昨日のこと。 食堂でタバコを吸っている時、店内放送で呼び出しがかかった。 そこに行ってみると、パートさんが困った顔をしている。 「どうした?」 「朝、時計を買ったお客さんがいるんだけど、その人が返品しに来たんです」 「で?」 「ベルトを調整しているし、返品はちょっと…」 「新しいベルトに交換することは出来んと?」 「うーん、それは出来ると思うんだけど、そのお客さん、今日が初めてじゃないんです」 「え?」 「返品常習犯なんです」
とりあえず、売場に行ってみると、そこにアロハシャツを着た遊び人風の男が立っていた。 こういう男は苦手である。 恐る恐る「はい、どういうことでしょうか?」と声を掛けてみた。 「どうもこうもない。この時計が気に入らんけ、金返せと言いよるんたい」 「気に入らんって、これお客さんが選んだんでしょ?」 「おれが言いよるんじゃない。女が『気に入らん』と言いよるんよ」
どうやらこの男、女性にこの時計をプレゼントしたらしい。 ぼくは、『あんたからもらう物は全部気に入らんのやないね?』と思っていたが、もちろんこういうことは口には出せない。 「そう言われましても、一度購入されたわけですし、ベルトのほうも調整してますから…」 「ベルトはまた元に戻せばいいやないか」 「そういう問題じゃないでしょ?」 ぼくがそう言うと、男は 「おまえは何が言いたんか!?」 と大声で言った。 周囲の目がこちらに注がれる。 ぼくは、自分の顔が赤くなっていくのを感じた。

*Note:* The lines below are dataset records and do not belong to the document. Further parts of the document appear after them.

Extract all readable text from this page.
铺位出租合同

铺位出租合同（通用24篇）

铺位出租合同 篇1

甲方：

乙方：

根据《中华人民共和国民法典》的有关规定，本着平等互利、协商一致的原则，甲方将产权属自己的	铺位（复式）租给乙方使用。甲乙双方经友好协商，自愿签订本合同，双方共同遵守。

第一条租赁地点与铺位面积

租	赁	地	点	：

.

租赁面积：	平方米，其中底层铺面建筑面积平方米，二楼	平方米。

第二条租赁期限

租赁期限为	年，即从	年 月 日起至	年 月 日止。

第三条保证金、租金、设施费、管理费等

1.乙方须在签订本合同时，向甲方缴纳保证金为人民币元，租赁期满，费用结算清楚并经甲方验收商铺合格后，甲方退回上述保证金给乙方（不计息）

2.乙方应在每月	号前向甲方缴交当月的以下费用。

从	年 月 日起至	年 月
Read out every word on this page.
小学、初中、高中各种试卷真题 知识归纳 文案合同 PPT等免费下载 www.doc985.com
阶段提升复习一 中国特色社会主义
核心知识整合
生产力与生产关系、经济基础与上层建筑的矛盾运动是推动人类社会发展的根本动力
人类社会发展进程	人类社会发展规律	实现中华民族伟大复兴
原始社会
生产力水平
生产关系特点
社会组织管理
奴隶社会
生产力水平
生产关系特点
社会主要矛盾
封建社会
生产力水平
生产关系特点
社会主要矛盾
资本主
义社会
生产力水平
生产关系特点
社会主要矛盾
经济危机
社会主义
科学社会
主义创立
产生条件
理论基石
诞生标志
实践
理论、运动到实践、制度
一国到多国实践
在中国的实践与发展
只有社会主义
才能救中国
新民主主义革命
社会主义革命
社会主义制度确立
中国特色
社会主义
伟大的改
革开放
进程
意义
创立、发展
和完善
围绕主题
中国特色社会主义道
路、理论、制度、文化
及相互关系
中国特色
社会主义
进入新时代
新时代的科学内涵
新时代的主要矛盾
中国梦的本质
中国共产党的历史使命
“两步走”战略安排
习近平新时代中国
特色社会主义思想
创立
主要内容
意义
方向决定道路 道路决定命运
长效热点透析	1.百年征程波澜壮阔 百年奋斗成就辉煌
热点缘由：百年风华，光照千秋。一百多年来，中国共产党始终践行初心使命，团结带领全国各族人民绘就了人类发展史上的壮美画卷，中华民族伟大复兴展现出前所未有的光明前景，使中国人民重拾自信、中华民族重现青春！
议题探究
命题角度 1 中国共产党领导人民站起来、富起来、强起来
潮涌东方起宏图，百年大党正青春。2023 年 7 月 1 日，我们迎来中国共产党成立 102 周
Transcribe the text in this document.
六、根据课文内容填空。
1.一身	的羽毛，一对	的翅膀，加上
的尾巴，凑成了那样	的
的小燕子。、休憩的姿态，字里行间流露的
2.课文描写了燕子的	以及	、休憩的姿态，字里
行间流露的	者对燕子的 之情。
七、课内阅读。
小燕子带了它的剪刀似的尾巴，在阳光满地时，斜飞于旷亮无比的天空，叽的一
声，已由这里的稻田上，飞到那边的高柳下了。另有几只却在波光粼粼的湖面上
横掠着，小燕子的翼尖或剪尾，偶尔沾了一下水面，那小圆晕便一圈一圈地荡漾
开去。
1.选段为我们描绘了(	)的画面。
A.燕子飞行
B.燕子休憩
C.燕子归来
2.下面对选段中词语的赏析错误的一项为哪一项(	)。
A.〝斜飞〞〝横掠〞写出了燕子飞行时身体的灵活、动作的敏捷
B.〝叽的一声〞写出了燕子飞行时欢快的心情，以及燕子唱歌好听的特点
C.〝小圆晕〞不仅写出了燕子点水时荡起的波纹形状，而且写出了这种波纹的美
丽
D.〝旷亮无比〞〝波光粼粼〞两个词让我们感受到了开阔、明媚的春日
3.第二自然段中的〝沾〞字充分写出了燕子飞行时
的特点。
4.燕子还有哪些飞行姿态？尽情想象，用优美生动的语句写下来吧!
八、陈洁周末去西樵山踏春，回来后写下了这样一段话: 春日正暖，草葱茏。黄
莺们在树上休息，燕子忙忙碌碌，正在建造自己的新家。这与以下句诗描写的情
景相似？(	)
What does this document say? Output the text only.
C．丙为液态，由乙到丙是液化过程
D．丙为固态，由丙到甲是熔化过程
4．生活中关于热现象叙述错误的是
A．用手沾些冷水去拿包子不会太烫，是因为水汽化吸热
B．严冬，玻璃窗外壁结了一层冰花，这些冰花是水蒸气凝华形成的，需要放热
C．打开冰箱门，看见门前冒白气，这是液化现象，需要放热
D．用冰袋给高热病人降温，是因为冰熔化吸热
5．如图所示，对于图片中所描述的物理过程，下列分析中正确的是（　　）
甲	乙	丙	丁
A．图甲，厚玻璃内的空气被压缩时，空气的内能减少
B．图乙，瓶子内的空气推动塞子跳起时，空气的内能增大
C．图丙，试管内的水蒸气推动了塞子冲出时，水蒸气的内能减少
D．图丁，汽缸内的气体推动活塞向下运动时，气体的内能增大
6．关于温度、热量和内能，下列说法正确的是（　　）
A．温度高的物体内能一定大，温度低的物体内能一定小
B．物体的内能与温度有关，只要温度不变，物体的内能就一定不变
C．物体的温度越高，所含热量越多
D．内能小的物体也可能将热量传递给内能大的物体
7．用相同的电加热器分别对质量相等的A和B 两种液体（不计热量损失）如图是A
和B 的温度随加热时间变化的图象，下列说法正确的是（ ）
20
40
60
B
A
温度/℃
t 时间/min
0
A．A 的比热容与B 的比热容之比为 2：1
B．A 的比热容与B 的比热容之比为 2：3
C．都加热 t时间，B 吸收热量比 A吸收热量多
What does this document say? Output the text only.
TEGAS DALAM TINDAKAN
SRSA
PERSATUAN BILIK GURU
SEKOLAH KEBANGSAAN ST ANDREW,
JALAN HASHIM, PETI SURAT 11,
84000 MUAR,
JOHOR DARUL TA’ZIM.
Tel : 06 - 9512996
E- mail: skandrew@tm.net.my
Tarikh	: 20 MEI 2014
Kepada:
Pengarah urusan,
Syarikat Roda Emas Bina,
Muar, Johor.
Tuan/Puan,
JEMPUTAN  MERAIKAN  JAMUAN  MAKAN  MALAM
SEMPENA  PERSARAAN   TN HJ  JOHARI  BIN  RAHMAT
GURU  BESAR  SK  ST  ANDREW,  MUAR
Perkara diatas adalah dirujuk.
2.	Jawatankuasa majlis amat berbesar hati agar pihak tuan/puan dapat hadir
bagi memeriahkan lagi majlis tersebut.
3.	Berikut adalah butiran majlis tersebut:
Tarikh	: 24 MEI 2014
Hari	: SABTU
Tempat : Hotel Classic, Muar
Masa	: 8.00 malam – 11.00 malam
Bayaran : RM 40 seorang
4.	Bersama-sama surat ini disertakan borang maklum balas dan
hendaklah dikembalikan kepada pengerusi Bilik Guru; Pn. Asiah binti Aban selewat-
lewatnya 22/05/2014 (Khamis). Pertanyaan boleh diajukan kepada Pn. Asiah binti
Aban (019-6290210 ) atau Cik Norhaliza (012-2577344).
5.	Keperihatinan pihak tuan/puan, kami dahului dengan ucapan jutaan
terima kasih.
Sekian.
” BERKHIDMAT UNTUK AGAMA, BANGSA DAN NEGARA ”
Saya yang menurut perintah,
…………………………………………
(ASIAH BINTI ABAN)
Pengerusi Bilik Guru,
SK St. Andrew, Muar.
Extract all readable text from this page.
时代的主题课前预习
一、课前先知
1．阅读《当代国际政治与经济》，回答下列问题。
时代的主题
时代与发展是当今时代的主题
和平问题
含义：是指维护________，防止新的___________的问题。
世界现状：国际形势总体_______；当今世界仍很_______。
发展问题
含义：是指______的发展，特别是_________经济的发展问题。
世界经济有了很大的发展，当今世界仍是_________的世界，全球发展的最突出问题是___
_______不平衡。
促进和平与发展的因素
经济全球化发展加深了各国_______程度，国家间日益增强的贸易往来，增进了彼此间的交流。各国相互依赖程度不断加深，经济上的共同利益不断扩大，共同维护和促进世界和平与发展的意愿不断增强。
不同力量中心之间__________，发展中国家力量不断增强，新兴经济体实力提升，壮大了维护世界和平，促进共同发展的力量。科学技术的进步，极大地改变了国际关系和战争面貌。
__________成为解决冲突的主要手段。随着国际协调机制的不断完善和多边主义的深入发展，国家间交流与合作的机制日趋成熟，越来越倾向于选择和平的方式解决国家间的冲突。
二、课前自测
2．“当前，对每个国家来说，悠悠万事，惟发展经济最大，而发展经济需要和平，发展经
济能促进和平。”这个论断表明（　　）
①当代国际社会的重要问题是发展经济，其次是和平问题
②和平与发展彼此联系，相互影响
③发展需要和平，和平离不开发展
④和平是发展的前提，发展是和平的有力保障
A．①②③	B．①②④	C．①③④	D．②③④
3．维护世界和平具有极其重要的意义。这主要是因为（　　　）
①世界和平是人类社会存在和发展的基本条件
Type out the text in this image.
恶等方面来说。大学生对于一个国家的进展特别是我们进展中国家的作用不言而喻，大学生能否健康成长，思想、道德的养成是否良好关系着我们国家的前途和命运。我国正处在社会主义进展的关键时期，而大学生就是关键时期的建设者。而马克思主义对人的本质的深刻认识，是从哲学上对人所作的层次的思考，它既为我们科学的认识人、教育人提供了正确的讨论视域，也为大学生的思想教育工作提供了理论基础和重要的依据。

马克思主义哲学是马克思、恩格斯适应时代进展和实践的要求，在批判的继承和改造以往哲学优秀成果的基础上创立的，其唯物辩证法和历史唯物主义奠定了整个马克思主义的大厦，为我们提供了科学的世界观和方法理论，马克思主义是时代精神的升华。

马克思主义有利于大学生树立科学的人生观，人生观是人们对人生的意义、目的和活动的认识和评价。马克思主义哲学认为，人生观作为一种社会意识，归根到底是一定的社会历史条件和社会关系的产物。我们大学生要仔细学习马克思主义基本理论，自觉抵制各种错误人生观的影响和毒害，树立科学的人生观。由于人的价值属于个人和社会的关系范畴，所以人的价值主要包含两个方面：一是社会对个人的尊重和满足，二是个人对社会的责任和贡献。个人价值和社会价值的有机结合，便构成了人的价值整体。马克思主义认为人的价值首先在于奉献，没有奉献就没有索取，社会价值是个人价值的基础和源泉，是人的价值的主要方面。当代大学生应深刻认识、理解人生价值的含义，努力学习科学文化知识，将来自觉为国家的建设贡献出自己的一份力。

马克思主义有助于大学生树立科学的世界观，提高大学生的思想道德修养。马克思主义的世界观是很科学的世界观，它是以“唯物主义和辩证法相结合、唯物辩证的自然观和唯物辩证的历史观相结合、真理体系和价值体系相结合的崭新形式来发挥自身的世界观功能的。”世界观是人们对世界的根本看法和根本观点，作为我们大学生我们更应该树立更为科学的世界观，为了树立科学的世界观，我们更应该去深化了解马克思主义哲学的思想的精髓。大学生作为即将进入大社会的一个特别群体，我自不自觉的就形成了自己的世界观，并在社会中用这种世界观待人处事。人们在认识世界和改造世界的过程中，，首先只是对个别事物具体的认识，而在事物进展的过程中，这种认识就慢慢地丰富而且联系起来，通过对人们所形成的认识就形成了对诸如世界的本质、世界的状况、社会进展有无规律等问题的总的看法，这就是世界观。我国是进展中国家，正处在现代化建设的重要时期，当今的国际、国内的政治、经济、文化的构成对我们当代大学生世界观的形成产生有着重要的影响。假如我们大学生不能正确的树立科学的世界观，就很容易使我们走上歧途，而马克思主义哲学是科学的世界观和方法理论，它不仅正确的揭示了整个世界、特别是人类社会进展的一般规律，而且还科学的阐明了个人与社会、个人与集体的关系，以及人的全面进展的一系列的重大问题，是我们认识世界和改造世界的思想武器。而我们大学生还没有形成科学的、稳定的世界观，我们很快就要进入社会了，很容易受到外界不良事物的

『いかん!』 こういう時は、かなり頭に血が上っている証拠だ。 このままだと、ぼくは何を言い出すかわからない。 昔、頭に血が上って、やくざに文句を言い、大騒ぎになったことがある。 ここは冷静にならなければならない。 と思いつつも、 「返品を受け取りたくない、と言ってるんですよ!」 と言ってしまった。 男は一瞬黙った。 が、すぐに口を開き、 「おまえは何を言いよるんか!?」 と声を荒げて言った。 「お客さんが『何が言いたいんか』と言うから、言いたいことを言ったまでです」
再び男は黙った。 そしてまた口を開いた。 「もうそういうことはどうでもいいけ、早く金返せ」 「出来んと言ってるでしょうが」 「その分払ってもいいけ、早く金を返してくれ」 「その分?」 「おう、ベルト分よ」 「そうですか。じゃあ、2割頂きます」 「2割だぁ!?」 「はい、2割です」 「1割に出来んとか」 「駆け引きせんで下さい」 「何ぃ?」 「もし、自分が3割と言ったら、お客さんは『2割にしろ』と言うでしょ?それを見越して2割なんです」 「もういい」 「じゃあ、2割頂きます」
ぼくはレジの子を呼んで、2割引いた額を返すように言った。 お金を持って行くと、男は、 「まったく女の子の好みはわからん」 と言って苦笑いしていた。 ぼくはニヤッと笑って、 「今度はちゃんと、その女の人を連れてきて選んでもらって下さい」 と言った。 もちろん『その女性は、あんたのプレゼントを受け取らんと思うけど』と思いながら。
男は最後に「すいませんでした」と言って帰って行った。 ぼくは「ありがとうございました。これからもよろしくお願いします」と基本どおりに言いながらも、『もう二度と来るな!』と思っていた。